Litigation is always a risky endeavor. One can never be entirely sure how a judge will interpret case law and rule, and should the case proceed to trial, juries are even harder to read. Filing over a thousand lawsuits, therefore, is even riskier. Should a handful of rulings go the wrong way, it could jeopardize the numerous other cases currently in the system.
This is a dilemma faced by the RIAA in its war against suspected file sharers. The hundreds of cases filed have all proceeded along the same lines, with which most of us are all too familiar. The music industry's exit strategy from cases it deems undesirable to pursue—due to mistaken identity, poor likelihood of winning, or other factors—has been just as consistent. The record labels file for a dismissal without prejudice and everybody goes their own ways, footing their own legal bills, and no one is officially cleared of wrong-doing. Recent events may be casting a shadow over the wisdom of the RIAA's strategy.
A new tactic
One such event is yesterday's news from the world of file-sharing litigation. Faced with the prospect of having to pay attorneys' fees in cases it has no interest in pursuing, the RIAA appears to be trying a new tactic. In the case of Warner Bros. v. Tallie Stubbs, the record labels have said that they "now covenant not to pursue claims against Defendant" for copyright infringement and that the defendant's counterclaim should be dismissed.
Tallie Stubbs was sued by the RIAA last year after the trade group's investigators traced a Kazaa shared folder back to her with the help of an ISP. After what it described as "further investigation," the record labels apparently concluded that they had either misidentified her or didn't have sufficient evidence to proceed with the case, and decided to move for dismissal without prejudice. When contacted by Ars and asked the reasons behind the dismissal, the RIAA declined to comment.
But Stubbs wanted something more than a mere dismissal: complete exoneration. She filed a counterclaim seeking a declaratory judgment that she had not infringed on the record labels' copyrights. Earlier this month, Judge Vicki Miles-LaGrange split the difference. She granted the plaintiffs' motion to dismiss without prejudice while denying their motion to dismiss the counterclaim, ruling that "there are independent bases for subject matter jurisdiction over Defendant's declaratory judgment counterclaim." In other words, the defendant can seek to have her name cleared of any wrongdoing, regardless of the plaintiff's decision to dismiss.
By promising not to sue Stubbs again and keeping the dismissal without prejudice on the books, RIAA hopes to avoid the same fate it met in Capitol v. Foster (Debbie Foster is being represented by the same attorney as Tallie Stubbs) and faces in Elektra v. Santangelo: a ruling that the defendant is the prevailing party and therefore entitled to attorneys' fees. In Warner v. Stubbs, the labels are arguing that since they are promising never to sue her for infringement again, there is no need to continue the legal wrangling and the judge should therefore dismiss Stubbs' counterclaim. In other words, no harm, no foul.

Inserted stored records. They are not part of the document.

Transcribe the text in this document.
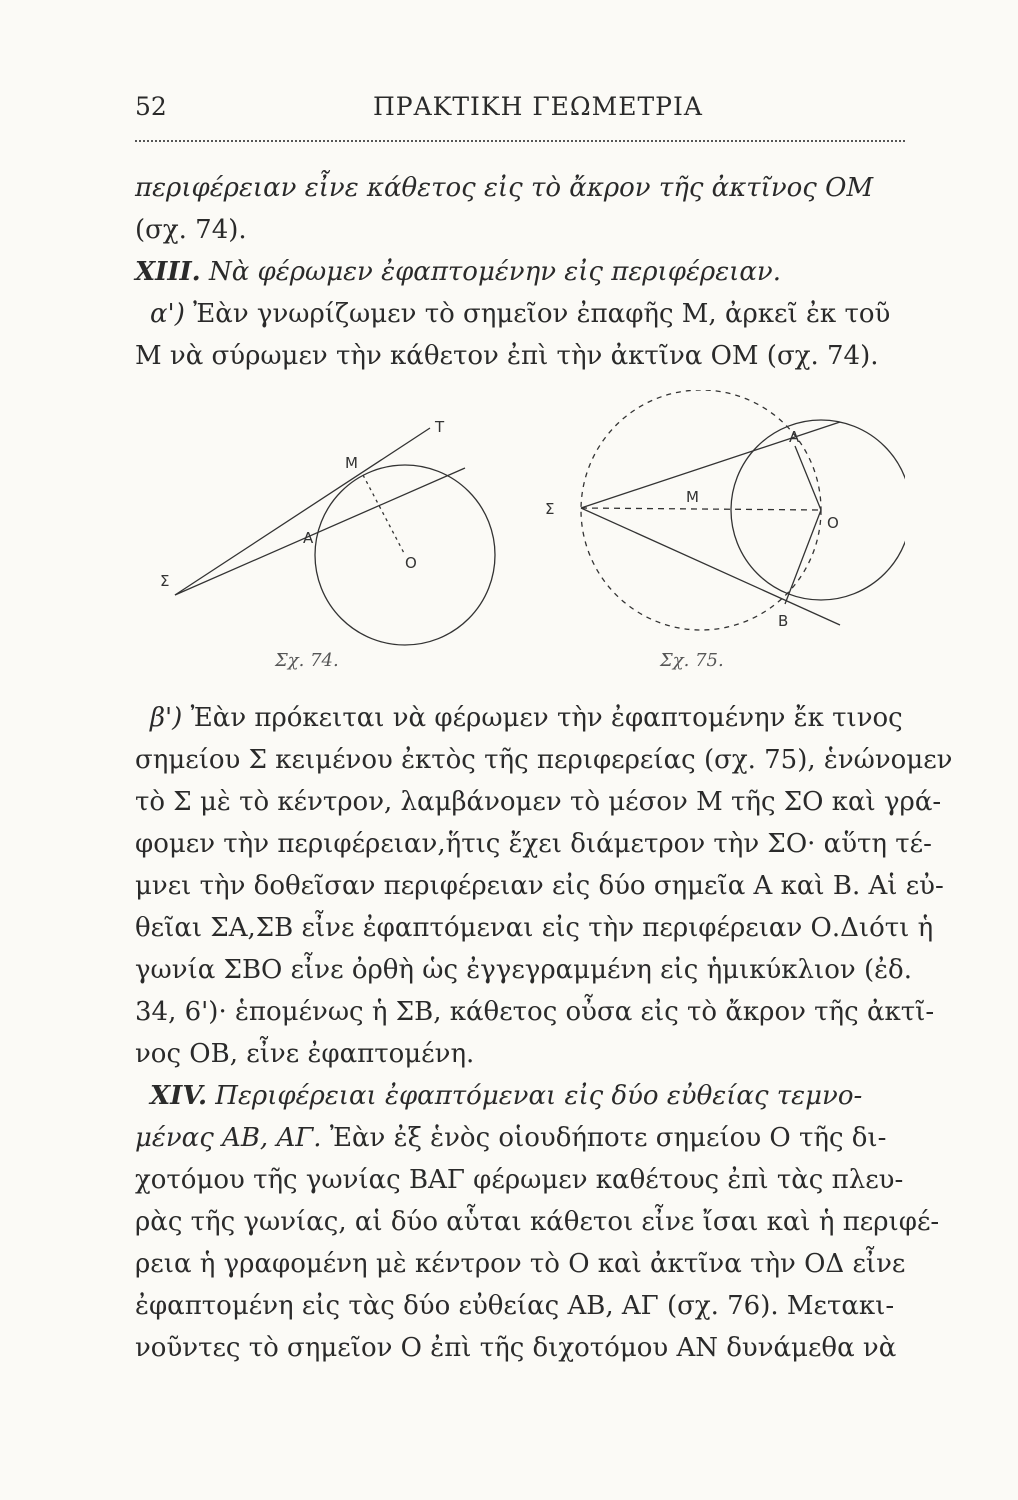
52	ΠΡΑΚΤΙΚΗ ΓΕΩΜΕΤΡΙΑ
περιφέρειαν εἶνε κάθετος εἰς τὸ ἄκρον τῆς ἀκτῖνος ΟΜ
(σχ. 74).
XIII. Νὰ φέρωμεν ἐφαπτομένην εἰς περιφέρειαν.
α') Ἐὰν γνωρίζωμεν τὸ σημεῖον ἐπαφῆς Μ, ἀρκεῖ ἐκ τοῦ
Μ νὰ σύρωμεν τὴν κάθετον ἐπὶ τὴν ἀκτῖνα ΟΜ (σχ. 74).
T
M
A
O
Σ
A
M
O
Σ
B
Σχ. 74.	Σχ. 75.
β') Ἐὰν πρόκειται νὰ φέρωμεν τὴν ἐφαπτομένην ἔκ τινος
σημείου Σ κειμένου ἐκτὸς τῆς περιφερείας (σχ. 75), ἑνώνομεν
τὸ Σ μὲ τὸ κέντρον, λαμβάνομεν τὸ μέσον Μ τῆς ΣΟ καὶ γρά-
φομεν τὴν περιφέρειαν,ἥτις ἔχει διάμετρον τὴν ΣΟ· αὕτη τέ-
μνει τὴν δοθεῖσαν περιφέρειαν εἰς δύο σημεῖα Α καὶ Β. Αἱ εὐ-
θεῖαι ΣΑ,ΣΒ εἶνε ἐφαπτόμεναι εἰς τὴν περιφέρειαν Ο.Διότι ἡ
γωνία ΣΒΟ εἶνε ὀρθὴ ὡς ἐγγεγραμμένη εἰς ἡμικύκλιον (ἐδ.
34, 6')· ἑπομένως ἡ ΣΒ, κάθετος οὖσα εἰς τὸ ἄκρον τῆς ἀκτῖ-
νος ΟΒ, εἶνε ἐφαπτομένη.
XIV. Περιφέρειαι ἐφαπτόμεναι εἰς δύο εὐθείας τεμνο-
μένας ΑΒ, ΑΓ. Ἐὰν ἐξ ἑνὸς οἱουδήποτε σημείου Ο τῆς δι-
χοτόμου τῆς γωνίας ΒΑΓ φέρωμεν καθέτους ἐπὶ τὰς πλευ-
ρὰς τῆς γωνίας, αἱ δύο αὗται κάθετοι εἶνε ἴσαι καὶ ἡ περιφέ-
ρεια ἡ γραφομένη μὲ κέντρον τὸ Ο καὶ ἀκτῖνα τὴν ΟΔ εἶνε
ἐφαπτομένη εἰς τὰς δύο εὐθείας ΑΒ, ΑΓ (σχ. 76). Μετακι-
νοῦντες τὸ σημεῖον Ο ἐπὶ τῆς διχοτόμου ΑΝ δυνάμεθα νὰ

In choosing this course of action, the RIAA is taking a calculated risk. Dismissing a case without prejudice while promising not to bring further legal action could be interpreted as the functional equivalent of a dismissal with prejudice. As a result, the judge may very well decide to dismiss the case with prejudice after all. She could also then dismiss Stubbs' counterclaim, as a dismissal with prejudice would mean that she is the prevailing party and leave the labels vulnerable to an attorneys' fees awards.
Last week, we noted that the RIAA found itself in a difficult situation with Elektra v. Santangelo because the judge had ruled that Patti Santangelo was entitled to a shot at vindication, either via trial or a dismissal with prejudice. If Judge Miles-LaGrange issues a ruling exonerating Tallie Stubbs of infringement, it would be a worrisome trend for the RIAA. The music industry has become accustomed to having its way with those it accuses of file-sharing, quietly dropping cases it believes it can't win. It looks as though the courts may be ready to stop the record labels from just walking away from litigation when it doesn't like the direction it is taking and give defendants justice by fully exonerating them of any wrongdoing.